If you’re around me or around this school for any length of time, you’ll hear us constantly harping on the importance of community. One of the greatest strengths of Grace is the sense of community that exists within our school and among our faculty and families. It is that great intangible thing that people cannot “put their finger on”, but always notice when they walk through our halls, attend our events, or come to other school gatherings.
This is what sets our Grace family apart: strong, trusting relationships among families, among teachers, and among teachers and administrators. In an intensely relational ministry like a school, trust and goodwill are foundational to creating an environment in which kids can learn and thrive. We even have a unique name for it, so important to who we are it’s one of our core values: redemptive community.
But, community can exist anywhere. As a friend recently reminded me, a community is just a gathering of people, rallied around a common purpose that may or may not be God-honoring. What makes Grace a divinely-empowered learning community, a redemptive community, is that:
- The school climate is rooted in God’s Word.
- The school community’s focus is on Christ, and a realization that what students and families see in all of us is even more important than what we say.
- The school environment reflects the character of God.
- Prayer undergirds everything we do.
- Our school family depends on the Spirit of God to renew them, and make them better than they were before.
- People are most important to God; therefore, people are more valued than stuff, policies, or practices around here.
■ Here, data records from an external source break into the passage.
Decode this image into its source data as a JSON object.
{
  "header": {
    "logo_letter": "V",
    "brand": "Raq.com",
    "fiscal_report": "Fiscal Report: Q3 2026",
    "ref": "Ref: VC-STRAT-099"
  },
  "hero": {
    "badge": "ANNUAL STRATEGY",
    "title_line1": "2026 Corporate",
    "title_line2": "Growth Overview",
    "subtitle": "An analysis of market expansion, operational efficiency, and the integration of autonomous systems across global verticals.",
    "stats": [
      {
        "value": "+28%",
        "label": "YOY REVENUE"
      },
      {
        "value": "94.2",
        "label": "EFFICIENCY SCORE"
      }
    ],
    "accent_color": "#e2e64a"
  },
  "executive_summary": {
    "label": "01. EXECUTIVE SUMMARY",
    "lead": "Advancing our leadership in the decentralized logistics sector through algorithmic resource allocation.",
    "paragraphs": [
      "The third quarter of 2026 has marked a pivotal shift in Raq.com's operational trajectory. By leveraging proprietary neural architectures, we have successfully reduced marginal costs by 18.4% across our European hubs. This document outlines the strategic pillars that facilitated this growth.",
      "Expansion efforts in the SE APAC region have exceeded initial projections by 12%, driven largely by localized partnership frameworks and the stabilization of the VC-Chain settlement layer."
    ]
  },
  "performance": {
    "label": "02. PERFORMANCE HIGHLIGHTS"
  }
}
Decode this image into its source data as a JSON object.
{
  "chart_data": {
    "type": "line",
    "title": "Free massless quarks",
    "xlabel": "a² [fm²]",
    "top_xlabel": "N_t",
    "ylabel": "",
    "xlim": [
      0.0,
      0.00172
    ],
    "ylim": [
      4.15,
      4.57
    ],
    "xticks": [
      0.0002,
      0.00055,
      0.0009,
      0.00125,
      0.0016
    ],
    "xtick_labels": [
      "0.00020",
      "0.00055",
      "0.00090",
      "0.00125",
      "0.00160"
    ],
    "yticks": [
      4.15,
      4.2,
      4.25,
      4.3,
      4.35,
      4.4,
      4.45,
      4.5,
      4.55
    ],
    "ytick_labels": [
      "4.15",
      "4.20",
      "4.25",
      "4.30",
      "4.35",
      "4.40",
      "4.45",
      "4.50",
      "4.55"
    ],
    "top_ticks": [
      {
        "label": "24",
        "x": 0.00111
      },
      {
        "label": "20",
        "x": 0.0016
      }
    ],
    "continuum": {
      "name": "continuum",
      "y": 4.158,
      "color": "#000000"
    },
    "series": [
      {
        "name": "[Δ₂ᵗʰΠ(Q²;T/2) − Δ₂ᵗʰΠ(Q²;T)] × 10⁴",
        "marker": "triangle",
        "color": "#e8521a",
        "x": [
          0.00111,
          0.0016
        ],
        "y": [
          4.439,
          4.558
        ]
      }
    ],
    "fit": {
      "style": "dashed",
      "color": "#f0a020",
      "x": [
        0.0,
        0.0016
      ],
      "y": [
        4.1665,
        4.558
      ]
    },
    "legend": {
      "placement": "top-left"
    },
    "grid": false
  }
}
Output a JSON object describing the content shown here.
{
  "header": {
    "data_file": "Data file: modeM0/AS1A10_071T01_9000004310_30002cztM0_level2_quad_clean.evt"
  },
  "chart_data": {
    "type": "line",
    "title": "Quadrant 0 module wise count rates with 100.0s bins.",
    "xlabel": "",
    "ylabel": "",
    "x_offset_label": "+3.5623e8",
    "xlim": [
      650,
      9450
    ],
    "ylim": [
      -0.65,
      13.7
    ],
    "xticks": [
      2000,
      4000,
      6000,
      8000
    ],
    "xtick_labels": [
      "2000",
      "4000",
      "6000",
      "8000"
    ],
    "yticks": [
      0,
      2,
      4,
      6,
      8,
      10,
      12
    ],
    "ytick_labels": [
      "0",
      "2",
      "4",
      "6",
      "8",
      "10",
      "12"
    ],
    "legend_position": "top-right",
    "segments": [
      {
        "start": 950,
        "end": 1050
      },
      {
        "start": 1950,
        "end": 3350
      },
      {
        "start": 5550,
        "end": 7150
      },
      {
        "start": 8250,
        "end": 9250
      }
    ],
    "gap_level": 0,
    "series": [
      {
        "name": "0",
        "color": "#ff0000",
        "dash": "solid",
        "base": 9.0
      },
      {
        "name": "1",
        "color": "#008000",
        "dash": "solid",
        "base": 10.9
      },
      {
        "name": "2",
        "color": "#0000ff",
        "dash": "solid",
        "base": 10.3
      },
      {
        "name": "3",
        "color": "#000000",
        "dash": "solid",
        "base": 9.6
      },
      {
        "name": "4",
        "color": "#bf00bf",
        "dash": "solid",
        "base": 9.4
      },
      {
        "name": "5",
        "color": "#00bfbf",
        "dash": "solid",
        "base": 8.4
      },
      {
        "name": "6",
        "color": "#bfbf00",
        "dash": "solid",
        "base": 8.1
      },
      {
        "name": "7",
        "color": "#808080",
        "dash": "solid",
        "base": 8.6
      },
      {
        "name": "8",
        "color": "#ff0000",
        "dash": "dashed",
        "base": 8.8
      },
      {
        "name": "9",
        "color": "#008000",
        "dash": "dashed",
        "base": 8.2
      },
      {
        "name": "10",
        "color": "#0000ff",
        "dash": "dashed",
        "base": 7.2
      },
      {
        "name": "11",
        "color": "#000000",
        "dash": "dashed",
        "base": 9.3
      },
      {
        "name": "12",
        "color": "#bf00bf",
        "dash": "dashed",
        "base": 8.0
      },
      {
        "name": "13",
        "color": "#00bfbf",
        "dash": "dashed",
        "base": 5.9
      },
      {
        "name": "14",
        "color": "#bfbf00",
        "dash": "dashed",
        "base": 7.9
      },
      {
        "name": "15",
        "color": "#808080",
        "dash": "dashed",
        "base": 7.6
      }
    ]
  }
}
Redemptive Christian community, that which makes Grace a great school, takes work. You don’t see it in most places, because it just takes so much energy and effort. It requires us to stay on our knees before our Creator. It means that we serve each other, even (especially?) when it is neither comfortable nor convenient to do so. It mandates that we keep short accounts, that we are willing to quickly forgive and to seek forgiveness. It compels us to strengthen each other when part of us really wants to strangle them. And, it requires us to always remember that our children’s hearts and holiness are more important than their comfort and achievement.
Redemptive Christian community is messy. It means admitting to each other that we’re not awesome, that we’re all works in progress, and humbling ourselves before each other. It requires us to dig into the muck and mire of each other’s lives, getting our hands dirty in the process of engaging in each other’s life renewal projects. It means running into the crazy, when every selfish impulse is telling us to get the heck out of there. And, it requires bucketsful of empathetic suffering, as we enter into each other’s deepest pain. We gripe about each other, which we know we shouldn’t, but we’d die for each other. Like my friend who recently visited our school described us, “The good news is, you’re a family. The bad news is, you’re a family.”
I wouldn’t want it any other way. Because in a family, a redemptive family, kids feel safe. They know they are loved. They feel free to ask questions, to take risks, to explore areas they might not otherwise investigate. In a redemptive family, it’s okay to ask questions about your faith, knowing you will be met with honest answers, even when the adults don’t have all the “right” ones. When life knocks a kid down, a redemptive family picks him up, and encourages him. It doesn’t coddle or enable him, because that leaves him ill-equipped for life’s challenges, but sets him on his feet to try again. He has the freedom to fail, which means the freedom to learn, to become resilient and gritty–in short, he has the freedom to grow.
A redemptive community is rocket fuel for learning. It glorifies God and creates a signpost of righteousness, pointing to the way things once were before we all lost our way, and the way it all someday will be again. It models what it teaches, and creates a culture where kids see that this ancient God is an eternal person and a way of life that really works in the here and now, a way that is really attractive, even when it’s really hard.
Because it’s hard, we’re always tempted to walk away. The greatest joys of community, or family for that matter, are always at the far end of the pool-you have to swim, to work, for them. They’re always reserved for the resilient, for those who stay, for those who fight because they love. Doing life together, in all its beautiful, agonizing, glorious mess, is the Grace Way, and the best way.